暗中,带上一句吏部铨选‘以权谋私,党同伐异’。”
听见这话,徐秉文率先语气一滞,目光微凝,气息渐散。
“阁老,同时碰沈端和魏逆生?会不会……”
“不会。”寇元语调淡如白水。
“王堪和张载的资历摆在那里,魏逆生不怕查。
可‘以权谋私’这四个字,只要弹章上了殿,便不需要证据。
它只需要,让人起疑。”
寇元坐靠椅背,望着公廨内的小蜡灯:
“疑心这东西,就像这灯。
风不来的时候,它能照很久。
风一来.....便灭了。
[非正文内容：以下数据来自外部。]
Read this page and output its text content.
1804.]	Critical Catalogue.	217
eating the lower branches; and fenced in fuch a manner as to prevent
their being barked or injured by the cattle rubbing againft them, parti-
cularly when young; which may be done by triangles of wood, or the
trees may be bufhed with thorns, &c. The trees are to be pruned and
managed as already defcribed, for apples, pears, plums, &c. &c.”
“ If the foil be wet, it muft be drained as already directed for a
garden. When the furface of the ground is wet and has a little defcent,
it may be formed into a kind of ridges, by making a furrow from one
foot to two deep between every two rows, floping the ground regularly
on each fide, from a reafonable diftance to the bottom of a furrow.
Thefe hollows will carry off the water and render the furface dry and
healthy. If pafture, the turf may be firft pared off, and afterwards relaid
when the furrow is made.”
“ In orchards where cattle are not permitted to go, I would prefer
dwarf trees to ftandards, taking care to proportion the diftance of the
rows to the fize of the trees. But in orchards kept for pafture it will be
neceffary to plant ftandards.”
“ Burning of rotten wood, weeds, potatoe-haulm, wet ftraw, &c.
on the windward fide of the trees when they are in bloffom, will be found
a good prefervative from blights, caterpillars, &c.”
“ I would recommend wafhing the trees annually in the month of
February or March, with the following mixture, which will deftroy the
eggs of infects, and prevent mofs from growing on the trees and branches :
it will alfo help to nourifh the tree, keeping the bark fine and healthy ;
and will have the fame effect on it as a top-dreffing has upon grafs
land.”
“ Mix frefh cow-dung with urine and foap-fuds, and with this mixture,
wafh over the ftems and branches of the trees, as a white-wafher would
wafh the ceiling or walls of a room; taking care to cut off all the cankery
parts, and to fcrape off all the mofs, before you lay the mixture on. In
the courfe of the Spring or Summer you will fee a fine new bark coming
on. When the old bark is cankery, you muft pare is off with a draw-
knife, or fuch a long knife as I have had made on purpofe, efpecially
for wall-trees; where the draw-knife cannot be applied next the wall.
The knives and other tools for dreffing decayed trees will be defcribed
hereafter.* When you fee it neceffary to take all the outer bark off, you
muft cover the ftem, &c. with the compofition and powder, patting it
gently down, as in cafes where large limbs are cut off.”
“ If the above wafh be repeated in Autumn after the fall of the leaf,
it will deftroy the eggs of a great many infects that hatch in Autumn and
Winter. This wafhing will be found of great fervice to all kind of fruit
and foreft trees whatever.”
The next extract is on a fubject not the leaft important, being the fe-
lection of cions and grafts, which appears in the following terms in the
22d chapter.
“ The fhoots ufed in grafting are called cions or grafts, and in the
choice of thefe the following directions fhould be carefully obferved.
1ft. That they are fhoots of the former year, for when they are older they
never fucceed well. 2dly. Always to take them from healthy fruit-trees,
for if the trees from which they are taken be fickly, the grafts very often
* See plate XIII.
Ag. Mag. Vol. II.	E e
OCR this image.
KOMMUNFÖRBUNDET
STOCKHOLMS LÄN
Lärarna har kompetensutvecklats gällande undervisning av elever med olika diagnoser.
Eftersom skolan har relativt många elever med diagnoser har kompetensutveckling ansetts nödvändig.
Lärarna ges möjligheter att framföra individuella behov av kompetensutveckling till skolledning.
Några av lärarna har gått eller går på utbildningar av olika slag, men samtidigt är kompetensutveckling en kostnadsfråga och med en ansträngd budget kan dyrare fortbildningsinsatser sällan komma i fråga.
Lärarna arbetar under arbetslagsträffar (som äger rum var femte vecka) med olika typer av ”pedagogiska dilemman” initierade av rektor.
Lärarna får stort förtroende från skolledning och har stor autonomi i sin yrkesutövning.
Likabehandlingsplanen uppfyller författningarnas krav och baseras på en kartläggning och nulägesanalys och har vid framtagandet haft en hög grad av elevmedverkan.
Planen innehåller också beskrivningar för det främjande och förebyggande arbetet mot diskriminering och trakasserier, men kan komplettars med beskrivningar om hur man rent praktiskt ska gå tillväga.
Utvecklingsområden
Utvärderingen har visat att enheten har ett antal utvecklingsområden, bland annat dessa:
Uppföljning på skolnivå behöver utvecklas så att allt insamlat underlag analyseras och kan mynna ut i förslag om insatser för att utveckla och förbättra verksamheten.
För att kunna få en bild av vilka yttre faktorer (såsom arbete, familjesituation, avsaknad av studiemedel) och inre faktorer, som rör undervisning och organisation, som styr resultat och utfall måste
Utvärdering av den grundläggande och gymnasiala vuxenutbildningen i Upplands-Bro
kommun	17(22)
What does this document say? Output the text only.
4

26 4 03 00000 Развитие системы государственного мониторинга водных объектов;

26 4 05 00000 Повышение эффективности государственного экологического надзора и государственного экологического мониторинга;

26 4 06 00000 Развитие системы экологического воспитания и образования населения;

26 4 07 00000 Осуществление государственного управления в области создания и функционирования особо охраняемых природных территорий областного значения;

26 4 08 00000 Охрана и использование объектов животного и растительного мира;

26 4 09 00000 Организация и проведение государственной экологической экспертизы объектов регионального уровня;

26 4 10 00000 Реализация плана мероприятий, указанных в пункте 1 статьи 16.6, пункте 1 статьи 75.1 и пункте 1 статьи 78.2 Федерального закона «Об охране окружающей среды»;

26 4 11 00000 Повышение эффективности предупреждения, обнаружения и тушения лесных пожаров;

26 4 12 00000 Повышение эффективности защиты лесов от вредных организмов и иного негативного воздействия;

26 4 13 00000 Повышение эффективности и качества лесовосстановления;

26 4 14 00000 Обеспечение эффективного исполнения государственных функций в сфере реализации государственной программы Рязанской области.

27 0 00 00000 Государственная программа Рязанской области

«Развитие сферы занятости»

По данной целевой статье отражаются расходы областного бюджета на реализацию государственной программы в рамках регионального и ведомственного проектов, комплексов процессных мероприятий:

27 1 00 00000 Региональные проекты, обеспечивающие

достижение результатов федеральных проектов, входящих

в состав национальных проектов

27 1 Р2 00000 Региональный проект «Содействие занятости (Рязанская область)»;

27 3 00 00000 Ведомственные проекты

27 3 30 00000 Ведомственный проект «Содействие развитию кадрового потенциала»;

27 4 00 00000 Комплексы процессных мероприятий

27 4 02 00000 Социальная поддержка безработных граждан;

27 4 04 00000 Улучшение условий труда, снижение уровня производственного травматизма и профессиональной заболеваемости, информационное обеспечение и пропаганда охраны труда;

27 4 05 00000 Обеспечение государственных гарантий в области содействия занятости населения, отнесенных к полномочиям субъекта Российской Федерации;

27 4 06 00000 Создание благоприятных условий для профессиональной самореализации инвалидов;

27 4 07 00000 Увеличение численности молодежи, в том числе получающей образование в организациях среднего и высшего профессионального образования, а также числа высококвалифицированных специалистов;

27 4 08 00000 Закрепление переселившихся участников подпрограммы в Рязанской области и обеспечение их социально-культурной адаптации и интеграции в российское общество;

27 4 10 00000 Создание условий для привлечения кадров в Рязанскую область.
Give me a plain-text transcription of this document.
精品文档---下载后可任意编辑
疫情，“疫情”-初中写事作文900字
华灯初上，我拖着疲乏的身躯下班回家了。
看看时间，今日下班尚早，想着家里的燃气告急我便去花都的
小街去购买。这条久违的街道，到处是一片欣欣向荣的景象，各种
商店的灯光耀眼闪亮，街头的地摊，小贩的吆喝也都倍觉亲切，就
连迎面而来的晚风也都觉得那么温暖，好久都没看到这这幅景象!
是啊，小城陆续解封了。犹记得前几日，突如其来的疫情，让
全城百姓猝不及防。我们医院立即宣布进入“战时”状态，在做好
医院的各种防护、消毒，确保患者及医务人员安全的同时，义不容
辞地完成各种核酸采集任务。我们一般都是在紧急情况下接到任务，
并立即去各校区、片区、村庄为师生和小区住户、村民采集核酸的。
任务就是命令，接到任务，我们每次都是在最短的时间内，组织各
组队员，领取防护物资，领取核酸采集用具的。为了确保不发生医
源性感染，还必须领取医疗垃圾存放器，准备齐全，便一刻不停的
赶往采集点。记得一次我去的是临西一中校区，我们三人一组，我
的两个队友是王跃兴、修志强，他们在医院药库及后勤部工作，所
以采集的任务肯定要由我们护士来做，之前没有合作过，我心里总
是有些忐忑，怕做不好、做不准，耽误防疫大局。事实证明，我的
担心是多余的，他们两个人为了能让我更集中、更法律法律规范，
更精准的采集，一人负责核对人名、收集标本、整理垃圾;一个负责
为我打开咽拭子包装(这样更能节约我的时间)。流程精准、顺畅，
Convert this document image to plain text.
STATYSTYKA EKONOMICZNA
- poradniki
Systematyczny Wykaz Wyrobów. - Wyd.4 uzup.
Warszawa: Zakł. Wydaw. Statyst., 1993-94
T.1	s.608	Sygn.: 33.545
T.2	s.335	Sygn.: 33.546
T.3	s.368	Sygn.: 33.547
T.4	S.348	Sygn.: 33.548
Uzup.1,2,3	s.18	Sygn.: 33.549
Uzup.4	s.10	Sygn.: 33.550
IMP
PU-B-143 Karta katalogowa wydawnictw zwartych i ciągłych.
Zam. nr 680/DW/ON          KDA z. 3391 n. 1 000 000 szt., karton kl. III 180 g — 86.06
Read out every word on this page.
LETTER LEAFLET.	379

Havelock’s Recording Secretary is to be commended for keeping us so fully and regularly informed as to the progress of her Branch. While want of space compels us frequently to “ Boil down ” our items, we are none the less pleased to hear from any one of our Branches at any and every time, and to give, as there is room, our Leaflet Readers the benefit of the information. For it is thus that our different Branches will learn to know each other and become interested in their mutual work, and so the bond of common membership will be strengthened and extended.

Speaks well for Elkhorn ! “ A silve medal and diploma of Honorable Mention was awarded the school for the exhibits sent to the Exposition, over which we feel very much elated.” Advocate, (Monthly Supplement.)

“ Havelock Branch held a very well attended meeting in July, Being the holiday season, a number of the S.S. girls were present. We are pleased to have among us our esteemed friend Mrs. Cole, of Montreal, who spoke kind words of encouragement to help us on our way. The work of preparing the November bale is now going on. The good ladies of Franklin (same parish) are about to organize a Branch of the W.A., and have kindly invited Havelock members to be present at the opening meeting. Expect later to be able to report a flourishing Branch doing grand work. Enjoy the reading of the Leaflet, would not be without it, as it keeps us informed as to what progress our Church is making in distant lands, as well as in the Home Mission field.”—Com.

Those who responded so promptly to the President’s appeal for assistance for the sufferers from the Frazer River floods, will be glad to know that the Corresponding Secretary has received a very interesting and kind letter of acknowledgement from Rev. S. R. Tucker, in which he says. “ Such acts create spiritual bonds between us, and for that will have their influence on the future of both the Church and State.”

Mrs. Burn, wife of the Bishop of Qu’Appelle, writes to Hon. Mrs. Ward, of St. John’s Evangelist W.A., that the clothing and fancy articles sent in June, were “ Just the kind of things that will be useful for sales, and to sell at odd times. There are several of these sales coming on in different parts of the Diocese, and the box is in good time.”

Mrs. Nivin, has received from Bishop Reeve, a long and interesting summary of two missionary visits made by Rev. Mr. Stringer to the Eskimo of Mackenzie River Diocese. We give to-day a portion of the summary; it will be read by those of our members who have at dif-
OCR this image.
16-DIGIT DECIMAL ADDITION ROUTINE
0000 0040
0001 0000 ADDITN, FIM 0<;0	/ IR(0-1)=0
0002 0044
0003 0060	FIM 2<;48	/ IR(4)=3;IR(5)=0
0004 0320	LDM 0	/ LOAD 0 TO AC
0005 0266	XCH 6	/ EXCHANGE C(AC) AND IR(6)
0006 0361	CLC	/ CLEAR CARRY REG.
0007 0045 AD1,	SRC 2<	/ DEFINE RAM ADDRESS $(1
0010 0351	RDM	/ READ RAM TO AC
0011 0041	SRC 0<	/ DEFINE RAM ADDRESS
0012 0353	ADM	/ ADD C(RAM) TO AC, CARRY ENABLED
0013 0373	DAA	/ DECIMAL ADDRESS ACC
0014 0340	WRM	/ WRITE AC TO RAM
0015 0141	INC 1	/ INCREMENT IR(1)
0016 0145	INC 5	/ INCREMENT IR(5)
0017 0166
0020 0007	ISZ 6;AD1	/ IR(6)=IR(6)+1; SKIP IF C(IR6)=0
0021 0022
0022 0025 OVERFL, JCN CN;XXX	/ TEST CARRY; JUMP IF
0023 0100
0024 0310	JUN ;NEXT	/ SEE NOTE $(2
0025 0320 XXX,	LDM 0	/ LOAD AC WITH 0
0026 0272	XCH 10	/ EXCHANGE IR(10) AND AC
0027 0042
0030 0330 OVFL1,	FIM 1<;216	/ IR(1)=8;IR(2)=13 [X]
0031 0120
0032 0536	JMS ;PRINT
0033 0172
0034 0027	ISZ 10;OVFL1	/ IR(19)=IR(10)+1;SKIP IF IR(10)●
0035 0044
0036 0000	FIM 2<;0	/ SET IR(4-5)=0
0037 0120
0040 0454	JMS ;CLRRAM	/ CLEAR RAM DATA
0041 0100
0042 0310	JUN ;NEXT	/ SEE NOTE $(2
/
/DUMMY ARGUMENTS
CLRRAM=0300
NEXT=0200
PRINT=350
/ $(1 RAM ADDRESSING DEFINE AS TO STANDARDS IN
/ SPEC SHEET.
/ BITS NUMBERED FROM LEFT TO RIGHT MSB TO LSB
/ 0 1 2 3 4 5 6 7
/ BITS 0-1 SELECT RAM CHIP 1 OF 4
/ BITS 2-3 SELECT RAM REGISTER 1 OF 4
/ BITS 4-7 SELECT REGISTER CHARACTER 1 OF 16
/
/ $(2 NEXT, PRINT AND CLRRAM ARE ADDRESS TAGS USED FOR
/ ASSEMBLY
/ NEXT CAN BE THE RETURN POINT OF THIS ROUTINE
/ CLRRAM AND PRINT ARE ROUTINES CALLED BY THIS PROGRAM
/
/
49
”
堂中安静了片刻。
齐昭忽然开口,声音放低了些:“阁老,东宫那边……我们的人,总要有一个。”
寇元沉默了一会儿。
“都察院那边的御史,上回在苏州案中出过力,既没有冒头,也没有站队。”
“让他在廷议时举荐,举荐一个清流出身,不显山不露水的人。”
齐昭抬目扫过在座众人
“东宫詹事府,不能全是魏逆生的人。”
“你欲举何人?”寇元侧眸问。
齐昭本想答自家儿子。
结果看着寇元的目光,又改了想法,略作沉吟道:
“阁老心中,可有人选?”
关公面前舞大刀,寇元心中暗笑。
随即低头看了看案上名单,缓缓吐道:
“礼部,魏守正。”
这个名字一出,齐昭和徐秉文同时抬目对视一眼。
魏守正。
魏逆生的双生兄弟,已分宗另立的巨鹿魏氏长子,秦晏的弟子,近日刚被擢为礼部主客司员外郎。
“他是秦晏的人,而秦晏是冯衍的旧友。”寇元语气平缓
“魏守正入东宫,没人会说他是清流的人,也没人会说他是沈党的人。
他姓魏,却不跟魏逆生站在一边。
加上秦晏乃理学大家,詹事府詹事(正三品)必然是他兼任。